Rosa received his doctorate of laws and the liberal arts at the Prague University. He served as an advocate and official of the state (and from 1670 was counsellor to the Court of Appeal in Prague). He was raised to a knighthood in recognition of his services. He interested himself in the Czech language, and formulated his knowledge into a Latin Grammar  (Čechořečnost seu Grammatica linguae Bohemicae – Spoken Czech, or A Grammar of the Czech Language, 1672). In its conception it matches period grammars, showing above all a debt to the methodological work of Comenius. Rosa knew Comenius’ Latin textbook and his didactic work (the Opera didactica omnia, 1657). Purist tendencies are evident in Rosa’s explication of word formation (he attempted to replace words still in common use in the original with new forms, which were not organic, e.g. činětnost, jídatelna, knihotelna etc.).

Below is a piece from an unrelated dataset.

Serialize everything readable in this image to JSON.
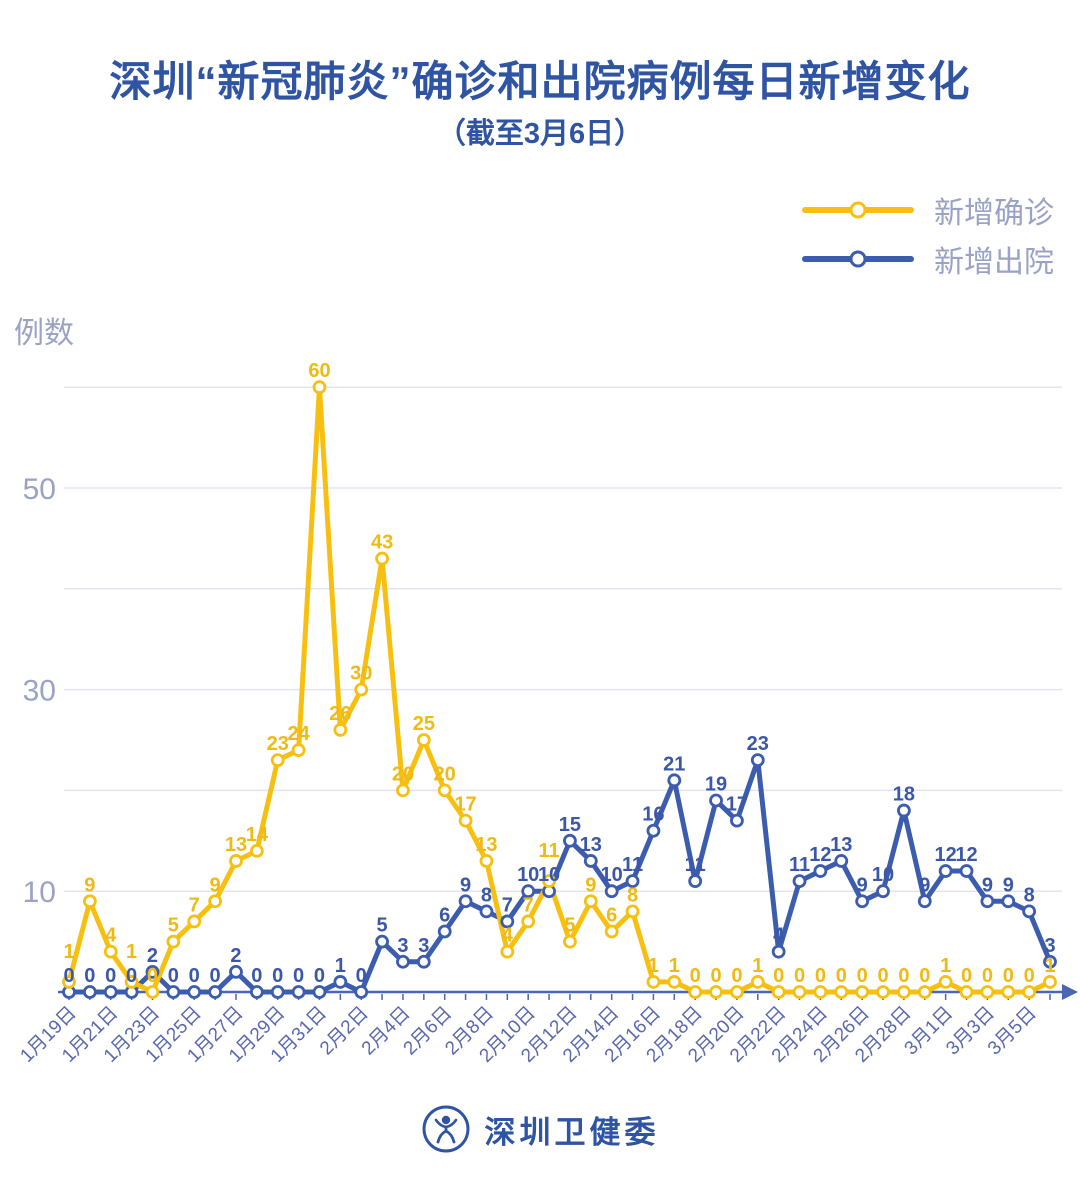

He also worked on compiling a Czech-German dictionary (the Thesaurus linguae Bohemicae, the manuscript of which has survived). The connection to Comenius’ Thesaurus is undeniable, particularly in the methodology. More recent research does not confirm the conclusion drawn by earlier scholars that he had at his disposal Comenius’ dictionary manuscript (V. Petráčková, Studia Comeniana et historica 1988, 36, pp5-26). Rosa’s manuscript was used by National Revivalists in the 19th century. In his consideration of poetry, he used as an example Comenius’ translations of Cato’s Distiches (Cato) and the Psalms. Rosa’s own poetic output reflects the spirit of contemporary love poetry (Discursus Lipirona, the sad cavalier, de amore or on love), but his spiritual metrical poems are among the most important Czech literary efforts of the 17th century (the Shepherd’s Account of the Birth of the Lord).